Living in America 2.0
For GlobalSecurity.org's Pike, the rules have vanished. The Bush administration's position -- which Pike summarized as "We can do whatever we want to, and we don't have to tell you what we're doing" -- has led to confusion winning the day.
"If the NSA can do it electronically, without rules, then the CIA is permitted to infiltrate Lord knows what," Pike says. He argues that the next iteration could be cameras on street corners with industrial-strength face-recognition software, installed and operated without warrants. According to Pike, there's no real difference between data mining on the street and data mining through warrantless eavesdropping. Such surveillance, he says, would lead to a very different kind of United States. "It would definitely be America 2.0."
But do we need FISA 2.0? This question arises when looking at how to obtain a warrant without knowing the pattern or the person you're looking for.
One solution might be putting wholesale data collection in a black bag, so that agents can only look for patterns, not people. ACLU's Calabrese suggests that data miners could encrypt information going in and leads coming out. Then, when there is a pattern, "You could get a warrant to remove the anonymity."
But Kim Taipale, executive director of the Center for Advanced Studies in Science and Technology Policy, says the problem is FISA.
"FISA is broken," he argues. His view is that it does not provide a way to take advantage of state-of-the-art surveillance methods, such as using automated means at the wiretap itself to look for patterns. He also points out that, in an age of proxy servers and packet-based communications, it may not even be possible to determine if a particular communication takes place in the U.S.

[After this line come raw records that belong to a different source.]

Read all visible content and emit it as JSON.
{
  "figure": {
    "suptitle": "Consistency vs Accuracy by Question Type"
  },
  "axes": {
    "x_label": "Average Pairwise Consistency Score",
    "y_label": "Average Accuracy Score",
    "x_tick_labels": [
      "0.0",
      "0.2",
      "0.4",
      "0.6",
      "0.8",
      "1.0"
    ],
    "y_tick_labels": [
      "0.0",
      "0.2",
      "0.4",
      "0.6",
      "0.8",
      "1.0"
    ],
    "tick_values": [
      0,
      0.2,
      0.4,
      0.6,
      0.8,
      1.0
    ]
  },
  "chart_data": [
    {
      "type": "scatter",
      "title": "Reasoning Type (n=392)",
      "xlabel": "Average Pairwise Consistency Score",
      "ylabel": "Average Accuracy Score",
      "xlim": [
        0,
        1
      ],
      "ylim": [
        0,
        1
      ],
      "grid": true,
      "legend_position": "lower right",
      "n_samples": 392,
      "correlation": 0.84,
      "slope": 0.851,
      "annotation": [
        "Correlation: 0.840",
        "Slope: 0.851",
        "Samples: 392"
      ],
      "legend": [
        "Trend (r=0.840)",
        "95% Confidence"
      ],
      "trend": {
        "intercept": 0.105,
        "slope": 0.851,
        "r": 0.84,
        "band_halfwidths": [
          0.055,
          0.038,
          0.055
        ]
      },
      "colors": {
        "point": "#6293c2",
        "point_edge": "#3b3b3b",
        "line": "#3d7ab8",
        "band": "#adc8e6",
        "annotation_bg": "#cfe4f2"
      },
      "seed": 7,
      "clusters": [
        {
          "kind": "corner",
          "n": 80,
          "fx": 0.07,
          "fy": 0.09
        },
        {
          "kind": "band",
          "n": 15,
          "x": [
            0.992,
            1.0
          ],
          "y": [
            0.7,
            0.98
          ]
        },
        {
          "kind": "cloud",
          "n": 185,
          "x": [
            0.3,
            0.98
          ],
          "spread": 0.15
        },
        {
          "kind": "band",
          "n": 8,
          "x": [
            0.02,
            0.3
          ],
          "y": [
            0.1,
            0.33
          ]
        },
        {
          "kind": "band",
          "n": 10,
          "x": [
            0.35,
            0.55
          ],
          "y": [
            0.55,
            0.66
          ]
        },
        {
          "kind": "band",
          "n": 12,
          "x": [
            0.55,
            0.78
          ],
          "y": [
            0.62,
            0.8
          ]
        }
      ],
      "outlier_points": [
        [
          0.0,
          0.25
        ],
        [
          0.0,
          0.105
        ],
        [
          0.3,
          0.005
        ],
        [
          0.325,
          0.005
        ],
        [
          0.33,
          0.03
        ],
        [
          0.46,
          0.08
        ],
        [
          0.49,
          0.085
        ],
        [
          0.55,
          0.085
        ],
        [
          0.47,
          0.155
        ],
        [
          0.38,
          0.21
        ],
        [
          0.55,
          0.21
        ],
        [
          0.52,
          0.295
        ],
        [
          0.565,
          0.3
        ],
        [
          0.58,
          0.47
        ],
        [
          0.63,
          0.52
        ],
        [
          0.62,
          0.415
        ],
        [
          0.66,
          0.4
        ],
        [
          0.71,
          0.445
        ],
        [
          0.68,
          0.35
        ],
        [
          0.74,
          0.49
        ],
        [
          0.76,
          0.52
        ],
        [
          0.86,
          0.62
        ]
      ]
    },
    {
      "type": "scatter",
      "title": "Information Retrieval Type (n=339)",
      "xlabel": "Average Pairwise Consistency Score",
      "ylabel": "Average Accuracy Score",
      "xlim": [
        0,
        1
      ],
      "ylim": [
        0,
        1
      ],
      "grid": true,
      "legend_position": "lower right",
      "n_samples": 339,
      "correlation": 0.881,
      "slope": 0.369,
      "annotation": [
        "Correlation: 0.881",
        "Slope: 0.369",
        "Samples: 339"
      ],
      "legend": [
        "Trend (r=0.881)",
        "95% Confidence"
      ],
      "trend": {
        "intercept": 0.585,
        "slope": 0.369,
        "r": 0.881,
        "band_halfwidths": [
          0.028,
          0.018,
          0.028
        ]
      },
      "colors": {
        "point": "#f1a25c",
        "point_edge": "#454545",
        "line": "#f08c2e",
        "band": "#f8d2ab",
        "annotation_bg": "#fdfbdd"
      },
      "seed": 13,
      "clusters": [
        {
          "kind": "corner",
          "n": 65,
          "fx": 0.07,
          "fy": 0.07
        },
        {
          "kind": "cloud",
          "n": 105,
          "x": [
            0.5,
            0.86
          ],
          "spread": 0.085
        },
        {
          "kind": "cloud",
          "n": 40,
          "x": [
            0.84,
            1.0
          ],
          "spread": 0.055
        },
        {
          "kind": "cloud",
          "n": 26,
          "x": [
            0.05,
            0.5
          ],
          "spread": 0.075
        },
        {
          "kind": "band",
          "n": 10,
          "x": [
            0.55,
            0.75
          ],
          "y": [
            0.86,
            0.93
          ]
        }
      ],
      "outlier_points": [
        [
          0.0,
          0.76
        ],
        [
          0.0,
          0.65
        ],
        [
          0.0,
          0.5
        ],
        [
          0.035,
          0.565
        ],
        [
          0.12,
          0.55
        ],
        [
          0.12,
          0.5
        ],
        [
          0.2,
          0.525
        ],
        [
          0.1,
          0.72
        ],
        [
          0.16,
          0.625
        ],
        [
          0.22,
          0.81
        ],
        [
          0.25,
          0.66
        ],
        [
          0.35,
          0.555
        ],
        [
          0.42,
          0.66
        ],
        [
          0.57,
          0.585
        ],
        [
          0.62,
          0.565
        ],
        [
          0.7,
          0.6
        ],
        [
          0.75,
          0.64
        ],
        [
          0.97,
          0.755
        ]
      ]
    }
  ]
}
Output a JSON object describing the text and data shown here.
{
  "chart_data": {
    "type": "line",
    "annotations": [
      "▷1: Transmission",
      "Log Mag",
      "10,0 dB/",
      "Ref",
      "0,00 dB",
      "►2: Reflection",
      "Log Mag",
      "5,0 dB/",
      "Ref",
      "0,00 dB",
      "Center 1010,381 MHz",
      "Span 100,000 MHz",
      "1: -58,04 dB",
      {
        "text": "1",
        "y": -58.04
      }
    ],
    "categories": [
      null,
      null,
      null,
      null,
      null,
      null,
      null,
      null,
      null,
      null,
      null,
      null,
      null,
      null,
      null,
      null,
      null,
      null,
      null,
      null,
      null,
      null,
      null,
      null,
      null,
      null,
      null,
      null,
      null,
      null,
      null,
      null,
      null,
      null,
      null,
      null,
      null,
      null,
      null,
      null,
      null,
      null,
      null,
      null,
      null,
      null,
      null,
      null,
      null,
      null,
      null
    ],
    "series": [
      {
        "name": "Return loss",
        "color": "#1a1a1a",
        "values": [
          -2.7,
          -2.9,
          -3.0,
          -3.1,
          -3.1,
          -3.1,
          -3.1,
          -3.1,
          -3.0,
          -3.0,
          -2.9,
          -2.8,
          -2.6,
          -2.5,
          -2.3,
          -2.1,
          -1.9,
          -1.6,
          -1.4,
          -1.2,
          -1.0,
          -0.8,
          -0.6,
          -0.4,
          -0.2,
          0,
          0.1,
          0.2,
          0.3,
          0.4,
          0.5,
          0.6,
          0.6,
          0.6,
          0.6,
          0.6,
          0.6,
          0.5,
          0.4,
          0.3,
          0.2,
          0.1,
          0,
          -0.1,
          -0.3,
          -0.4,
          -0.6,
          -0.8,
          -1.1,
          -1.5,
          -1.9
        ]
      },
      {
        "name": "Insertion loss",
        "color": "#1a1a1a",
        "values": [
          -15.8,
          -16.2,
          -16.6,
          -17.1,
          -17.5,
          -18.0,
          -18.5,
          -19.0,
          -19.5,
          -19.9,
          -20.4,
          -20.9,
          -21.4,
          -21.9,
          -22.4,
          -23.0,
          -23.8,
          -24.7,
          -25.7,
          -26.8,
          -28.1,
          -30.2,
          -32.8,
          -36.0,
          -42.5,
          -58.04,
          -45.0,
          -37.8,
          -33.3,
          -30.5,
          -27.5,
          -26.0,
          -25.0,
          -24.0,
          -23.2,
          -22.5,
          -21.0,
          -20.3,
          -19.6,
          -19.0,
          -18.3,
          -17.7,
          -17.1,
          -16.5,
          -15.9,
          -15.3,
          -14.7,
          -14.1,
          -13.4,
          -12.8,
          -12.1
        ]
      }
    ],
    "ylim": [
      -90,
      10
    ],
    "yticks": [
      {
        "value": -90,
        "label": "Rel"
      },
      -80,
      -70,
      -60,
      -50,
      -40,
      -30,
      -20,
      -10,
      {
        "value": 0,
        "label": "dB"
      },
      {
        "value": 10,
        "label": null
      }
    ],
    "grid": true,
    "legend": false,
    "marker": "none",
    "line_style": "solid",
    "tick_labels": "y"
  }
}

There needs to be some process to accommodate this new world, Taipale says. "But it's dangerous to say FISA is all we have and let's just apply it."
Up until a decade or so ago, before the Internet and before all transmitted communications became digital, paper and analog were still major players. Paper letters were commonly written, newspapers were printed daily, political rallies and rock concerts were publicized with leaflets. Electronic communication was analog, and processing it efficiently, on a massive scale, was impractical.
Now, we are networked and digital. Home videos, soccer schedules, phone conversations, bank and credit card records, instant messages, online calendars, business e-mails, even the records of which movies you rent -- all have become digital media. When was the last time you actually wrote and mailed a paper letter?
"We've gone from a world, years ago, with a tremendous amount of privacy, for business, for love letters, whatever," Bamford says. "But there's been a tremendous loss of privacy in the last few years. Our final bit of privacy is gone if neither Congress nor people do anything about it."